Post Trade Show Networking Done Right

I spent 3 days at trade shows this week. I handed out over 100 business cards. I've received no more than a handful of reach outs.

Why? Because people don't understand the importance of throwing one's self out there. And because people suck at networking. Absolutely stupendously suck at it.

Why do people suck at networking? Well, they're overwhelmed. After a trade show, people usually leave with 30+ business cards. I tend to leave trade shows with over 100 business cards. People look at the stack, and are so overwhelmed that they never reach out to anyone. Writing 30 emails to strangers takes a lot of time and courage.

So here's my trick to maximizing the effectiveness of trade shows: don't put yourself in a position where you'll be overwhelmed.
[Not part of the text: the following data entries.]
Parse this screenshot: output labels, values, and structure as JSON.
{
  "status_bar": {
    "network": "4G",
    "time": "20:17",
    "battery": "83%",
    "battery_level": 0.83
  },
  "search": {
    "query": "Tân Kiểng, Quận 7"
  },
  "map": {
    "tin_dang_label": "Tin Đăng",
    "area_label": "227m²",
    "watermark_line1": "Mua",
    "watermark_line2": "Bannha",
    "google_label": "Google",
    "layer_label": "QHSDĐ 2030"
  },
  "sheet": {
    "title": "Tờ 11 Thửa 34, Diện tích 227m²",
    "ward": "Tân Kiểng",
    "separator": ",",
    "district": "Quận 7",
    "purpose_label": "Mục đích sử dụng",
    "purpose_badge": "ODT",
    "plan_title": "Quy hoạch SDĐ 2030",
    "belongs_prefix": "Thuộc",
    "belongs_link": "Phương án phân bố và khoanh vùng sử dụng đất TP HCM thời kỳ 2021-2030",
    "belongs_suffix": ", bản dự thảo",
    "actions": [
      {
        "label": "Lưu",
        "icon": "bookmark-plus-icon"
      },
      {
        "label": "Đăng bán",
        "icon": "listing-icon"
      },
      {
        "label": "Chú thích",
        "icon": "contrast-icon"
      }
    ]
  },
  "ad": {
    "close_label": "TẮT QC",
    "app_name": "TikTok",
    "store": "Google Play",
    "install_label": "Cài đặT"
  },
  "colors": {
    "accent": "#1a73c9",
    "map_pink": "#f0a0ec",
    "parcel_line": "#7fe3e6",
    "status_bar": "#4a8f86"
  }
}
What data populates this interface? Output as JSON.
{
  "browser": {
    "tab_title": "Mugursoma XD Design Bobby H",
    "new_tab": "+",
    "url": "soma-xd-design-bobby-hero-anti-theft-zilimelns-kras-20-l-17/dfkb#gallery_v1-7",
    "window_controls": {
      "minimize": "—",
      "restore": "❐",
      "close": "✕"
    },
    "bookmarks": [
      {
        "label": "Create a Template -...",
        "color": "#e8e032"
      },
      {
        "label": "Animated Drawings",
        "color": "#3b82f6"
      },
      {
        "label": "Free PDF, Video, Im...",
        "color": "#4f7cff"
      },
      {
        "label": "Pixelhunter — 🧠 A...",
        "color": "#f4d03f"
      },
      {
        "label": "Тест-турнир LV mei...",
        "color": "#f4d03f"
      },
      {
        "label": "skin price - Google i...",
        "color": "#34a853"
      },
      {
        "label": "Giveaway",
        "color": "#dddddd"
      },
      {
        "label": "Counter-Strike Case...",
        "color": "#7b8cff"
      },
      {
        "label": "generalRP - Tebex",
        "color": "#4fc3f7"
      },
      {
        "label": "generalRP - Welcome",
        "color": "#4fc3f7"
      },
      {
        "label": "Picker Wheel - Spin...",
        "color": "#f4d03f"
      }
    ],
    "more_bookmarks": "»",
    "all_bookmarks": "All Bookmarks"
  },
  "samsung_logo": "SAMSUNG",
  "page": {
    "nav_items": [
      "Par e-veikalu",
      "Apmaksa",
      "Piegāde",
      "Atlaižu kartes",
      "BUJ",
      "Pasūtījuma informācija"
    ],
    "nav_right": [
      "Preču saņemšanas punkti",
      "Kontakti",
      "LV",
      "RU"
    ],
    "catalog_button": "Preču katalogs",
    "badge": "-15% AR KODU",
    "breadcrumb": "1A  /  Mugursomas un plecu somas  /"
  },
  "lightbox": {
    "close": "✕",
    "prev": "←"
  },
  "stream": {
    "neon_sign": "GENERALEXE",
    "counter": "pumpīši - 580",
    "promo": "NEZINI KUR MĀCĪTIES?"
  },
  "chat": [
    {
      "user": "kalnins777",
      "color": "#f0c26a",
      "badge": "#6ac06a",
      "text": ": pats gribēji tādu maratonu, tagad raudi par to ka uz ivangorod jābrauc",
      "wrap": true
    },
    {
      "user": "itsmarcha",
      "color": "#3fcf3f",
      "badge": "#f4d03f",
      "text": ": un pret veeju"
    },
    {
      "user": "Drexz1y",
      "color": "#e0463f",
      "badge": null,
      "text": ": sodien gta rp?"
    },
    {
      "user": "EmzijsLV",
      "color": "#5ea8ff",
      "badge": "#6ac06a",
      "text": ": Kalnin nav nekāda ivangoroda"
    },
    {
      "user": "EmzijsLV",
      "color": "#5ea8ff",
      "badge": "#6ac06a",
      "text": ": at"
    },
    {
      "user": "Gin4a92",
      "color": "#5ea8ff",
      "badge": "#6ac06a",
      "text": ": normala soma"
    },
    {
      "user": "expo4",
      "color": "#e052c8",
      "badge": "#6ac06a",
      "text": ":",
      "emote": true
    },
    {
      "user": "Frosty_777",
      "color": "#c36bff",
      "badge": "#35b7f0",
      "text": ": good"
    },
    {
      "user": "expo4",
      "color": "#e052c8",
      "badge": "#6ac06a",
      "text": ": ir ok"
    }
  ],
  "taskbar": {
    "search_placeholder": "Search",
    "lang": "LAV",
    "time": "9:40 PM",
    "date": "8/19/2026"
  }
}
How do you do that? There're 2 steps:

1) Email people the day you meet them. Do not wait until 2 or even 3 days after the show. They will have forgotten about you and regressed to the monotony of their own lives. Emailing the day of also reduces the likelihood that you'll feel overwhelmed, and empowers you to write a better email. You will remember a surprising number of details about your conversation that you can include if you write the email the day of. Sleeping even one night will wipe a remarkable amount of information from your memory.

This is particularly difficult to do since trade show culture encourages rampant drinking after hours. Don't get drunk. Drink, but stay sober, and write those emails the night of!

2) Each night, before emailing anyone, separate the cards into two stacks: important, and not important. That will allow you focus your energy on the most important individuals first. Write a custom email to each of them that

A) Recaps the conversation

B) Offers help. If you make "asks" and don't offer anything in return, you won't get anything.

C) Most importantly, ask them a question. You must keep the conversation going at all costs.

You can include some copy-pasted text to provide some background information on your company, but there should be at least 2 uniquely written sentences, if not a whole paragraph, per person. For the unimportant people, a copy-pasted email should suffice.